Through Water to Light

In Striking the Rock, the theme of the biblical readings was water. Water in the wilderness in Exodus. Water at the well in John. Water from the struck Rock. Water that ultimately points to the water from the wounded side of Christ and, beyond that, to baptism.

Elsewhere in John, the theme is Light. Indeed, Water and Light dominate John’s gospel. We are to be “born again of water and the spirit” says the One who goes on to proclaim, “I am the Light of the World.” And in early Christian understanding, baptism-the “washing of water with the word” (Ephesians 5:26)-was also called “enlightenment.” (Hebrews 6:4). That is why Paul quotes an early baptismal hymn in today’s epistle which sings, “Awake, O sleeper, and arise from the dead, and Christ shall give you light” (Ephesians 5:14). So it is not surprising that, in John’s gospel, Water leads directly to Light.

The blind man at the temple was born without light (John 9). In Hebraic understanding it was still a commonplace idea (though one repeatedly slapped down by inspired writers since the time of Job) that suffering was always inflicted on a person due either to their sin or to the sin of their ancestors. And so the disciples ask: “Rabbi, who sinned, this man or his parents, that he was born blind?” Jesus here introduces his disciples to the radical notion that those who seem picked out for special suffering may, in fact, be Blessed, not Accursed. This idea, which was already as old as Job in the days of the apostles, remains crazy to most of us to this day. Yet it is precisely what Jesus announces here. The man is blind, not because he is fingered by fate for special punishment, but because he is chosen by God to be a special sign of enlightenment.

And so the man is sent to wash in the pool of Siloam. This “baptism” immediately results in enlightenment. “He went and washed and came back seeing” as John puts it with typical simplicity.

But sin dislikes true simplicity and seeks false complexity.

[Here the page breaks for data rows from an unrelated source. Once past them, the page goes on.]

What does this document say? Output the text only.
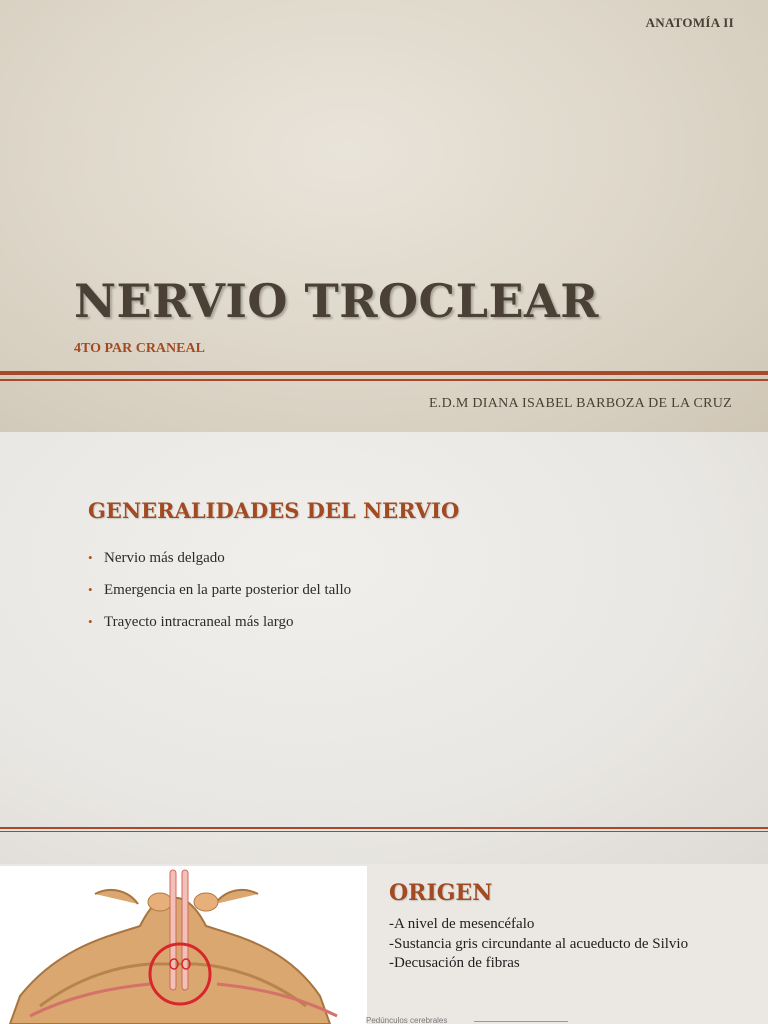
ANATOMÍA II
NERVIO TROCLEAR
4TO PAR CRANEAL
E.D.M DIANA ISABEL BARBOZA DE LA CRUZ
GENERALIDADES DEL NERVIO
• Nervio más delgado
• Emergencia en la parte posterior del tallo
• Trayecto intracraneal más largo
ORIGEN
-A nivel de mesencéfalo
-Sustancia gris circundante al acueducto de Silvio
-Decusación de fibras
Pedúnculos cerebrales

So a series of questions begins to pepper the newly sighted man; questions which appear at first to be trying to find things out but which rapidly reveal themselves as attempts to keep from finding things out. Again and again, the man is asked what happened. When he answers, the answer is subjected to a peculiar proscription, for the Pharisees demand he describe his healing, but do so without upsetting their prejudices against Jesus. He tells the truth anyway. His parents are consulted, they deflect the question back to him. He is asked again. He answers again, this time with some exasperation: “I have told you already, and you would not listen. Why do you want to hear it again?”

And then he makes the fatal slip. He asks, “Do you too want to become his disciples?”

Ah-HA! The blind man is a disciple of Jesus! That proves…. well… it’s not quite clear what it proves. Yet on this pretext he is drummed out of court anyway and the miracle dismissed as somehow debunked, despite an inconvenient crowd of witnesses and family who can attest quite clearly to the fact that the man isn’t kidding when he says, “One thing I know, that though I was blind, now I see.”

The blind man, significantly, is the only one who progresses in wisdom in this story. He was washed. He was enlightened. And as the story continues, he progresses from calling Jesus a “man” (v. 11) to a “prophet” (v. 17) to “Son of Man” (v. 35) to “Lord” (v. 38). Light dawns on the one who knew he was blind and the blind man not only sees light, he becomes “light in the Lord” (Eph. 5:8). He himself becomes a sign of God’s glory.

But only to those who will see. Those who will not, who ask questions to keep from finding things out, cling tenaciously to the falsehood abandoned at the beginning of the story. Having sought to make true simplicity falsely complex, they now seek to make true complexity falsely simple. They declare a simple correlation between the blind man’s sufferings and his sinfulness (“He was born blind so he must have been born in utter sin.”) but neglect the possibility that they too were born in sin and offered mercy. The blind man’s story ends in sight. Their story ends in a willed and chosen blindness. That is the stark alternative the gospel sets before us.